319. À LOUISE COLET.

Entièrement inédite.

Dimanche. [2 mai.]

Je ne t’ai pas écrit cette semaine tant j’étais harassé. Depuis avant-hier ça va mieux un peu et hier au soir, jour habituel de ma correspondance, comme j’étais en train, j’ai continué jusqu’à 2 heures sans avoir le temps de te dire bonjour.

Je n’ai reçu aucun paquet de toi et n’ai, par conséquent, rien à te renvoyer avec deux Melaenis Bouilhet t’adressera, les accompagnant de toutes sortes d’amitiés. Puisque tu dois lire ta comédie aux Français, je vais t’en dire pratiquement ce que j’en pense. Le Philosophe, sous un transparent clair, y est bafoué. Ne fût-ce que cette terminaison en IN, tout le monde le reconnaîtra, et lui-même surtout s’y reconnaîtra et t’en gardera une rancune éternelle. Tu as tort pour Henriette, pour toi-même d’abord.
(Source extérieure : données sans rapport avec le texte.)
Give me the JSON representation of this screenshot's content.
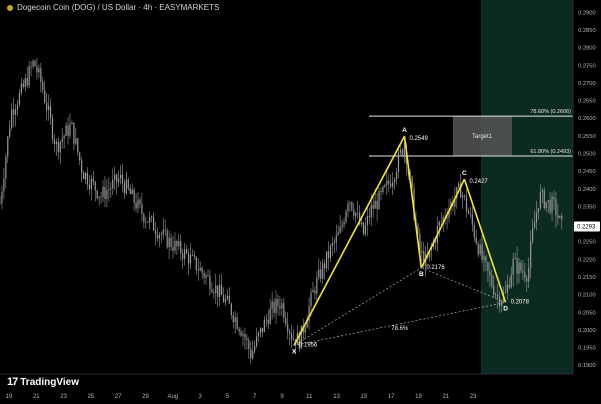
{
  "header": {
    "title": "Dogecoin Coin (DOG) / US Dollar · 4h · EASYMARKETS"
  },
  "brand": {
    "mark": "17",
    "name": "TradingView"
  },
  "chart_data": {
    "type": "candlestick",
    "symbol": "DOG/USD",
    "timeframe": "4h",
    "ylim": [
      0.1875,
      0.2935
    ],
    "y_ticks": [
      "0.2900",
      "0.2850",
      "0.2800",
      "0.2750",
      "0.2700",
      "0.2650",
      "0.2600",
      "0.2550",
      "0.2500",
      "0.2450",
      "0.2400",
      "0.2350",
      "0.2300",
      "0.2250",
      "0.2200",
      "0.2150",
      "0.2100",
      "0.2050",
      "0.2000",
      "0.1950",
      "0.1900"
    ],
    "x_ticks": [
      "19",
      "21",
      "23",
      "25",
      "27",
      "29",
      "Aug",
      "3",
      "5",
      "7",
      "9",
      "11",
      "13",
      "15",
      "17",
      "19",
      "21",
      "23"
    ],
    "last_price": "0.2293",
    "price_path": [
      {
        "t": 0,
        "p": 0.236
      },
      {
        "t": 3,
        "p": 0.262
      },
      {
        "t": 6,
        "p": 0.268
      },
      {
        "t": 9,
        "p": 0.276
      },
      {
        "t": 11,
        "p": 0.27
      },
      {
        "t": 15,
        "p": 0.252
      },
      {
        "t": 19,
        "p": 0.258
      },
      {
        "t": 22,
        "p": 0.245
      },
      {
        "t": 27,
        "p": 0.238
      },
      {
        "t": 32,
        "p": 0.243
      },
      {
        "t": 38,
        "p": 0.233
      },
      {
        "t": 44,
        "p": 0.226
      },
      {
        "t": 50,
        "p": 0.221
      },
      {
        "t": 56,
        "p": 0.214
      },
      {
        "t": 61,
        "p": 0.207
      },
      {
        "t": 65,
        "p": 0.199
      },
      {
        "t": 67,
        "p": 0.193
      },
      {
        "t": 69,
        "p": 0.198
      },
      {
        "t": 72,
        "p": 0.205
      },
      {
        "t": 75,
        "p": 0.208
      },
      {
        "t": 78,
        "p": 0.198
      },
      {
        "t": 80,
        "p": 0.197
      },
      {
        "t": 84,
        "p": 0.212
      },
      {
        "t": 88,
        "p": 0.222
      },
      {
        "t": 91,
        "p": 0.228
      },
      {
        "t": 93,
        "p": 0.238
      },
      {
        "t": 95,
        "p": 0.233
      },
      {
        "t": 97,
        "p": 0.227
      },
      {
        "t": 99,
        "p": 0.234
      },
      {
        "t": 102,
        "p": 0.238
      },
      {
        "t": 105,
        "p": 0.244
      },
      {
        "t": 108,
        "p": 0.253
      },
      {
        "t": 110,
        "p": 0.238
      },
      {
        "t": 112,
        "p": 0.222
      },
      {
        "t": 114,
        "p": 0.219
      },
      {
        "t": 117,
        "p": 0.229
      },
      {
        "t": 120,
        "p": 0.235
      },
      {
        "t": 123,
        "p": 0.24
      },
      {
        "t": 126,
        "p": 0.23
      },
      {
        "t": 129,
        "p": 0.219
      },
      {
        "t": 131,
        "p": 0.214
      },
      {
        "t": 133,
        "p": 0.209
      },
      {
        "t": 135,
        "p": 0.21
      },
      {
        "t": 137,
        "p": 0.219
      },
      {
        "t": 139,
        "p": 0.217
      },
      {
        "t": 141,
        "p": 0.216
      },
      {
        "t": 142,
        "p": 0.226
      },
      {
        "t": 144,
        "p": 0.238
      },
      {
        "t": 146,
        "p": 0.236
      },
      {
        "t": 148,
        "p": 0.235
      },
      {
        "t": 150,
        "p": 0.229
      }
    ],
    "harmonic_points": [
      {
        "label": "X",
        "value": "0.1956",
        "t": 78.5,
        "p": 0.1956
      },
      {
        "label": "A",
        "value": "0.2549",
        "t": 108,
        "p": 0.2549
      },
      {
        "label": "B",
        "value": "0.2176",
        "t": 112.5,
        "p": 0.2176
      },
      {
        "label": "C",
        "value": "0.2427",
        "t": 124,
        "p": 0.2427
      },
      {
        "label": "D",
        "value": "0.2078",
        "t": 135,
        "p": 0.2078
      }
    ],
    "ratio_label": "78.6%",
    "fib_lines": [
      {
        "label": "78.60% (0.2606)",
        "p": 0.2606
      },
      {
        "label": "61.80% (0.2493)",
        "p": 0.2493
      }
    ],
    "target": {
      "label": "Target1",
      "p_top": 0.2606,
      "p_bottom": 0.2493
    },
    "colors": {
      "background": "#000000",
      "candle": "#9a9a9a",
      "pattern": "#f5e52e",
      "projection_zone": "#0a2a22",
      "target_box": "#555555",
      "axis_text": "#b2b5be",
      "last_price_bg": "#ffffff"
    }
  }
}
Quant à moi, ces messieurs de la Revue et autres, auxquels l’ami n’a pas manqué, ou ne manquera pas de dire la chose, feront des gorges chaudes sur mon compte. Le grand homme futur en aura (ce dont je me moque complètement) ; obscur et absent d’ailleurs, que m’importe ? Il n’y a que sur toi que quelque désagrément en pourra rejaillir. Atténue donc autant que possible toute ressemblance entre Dherbin et le Philosophe. Fais-en un légitimiste, tout ce que tu voudras, au lieu d’un doctrinaire, etc. Réfléchis là-dessus ; je crois le conseil important pour ta vie, pour l’avenir.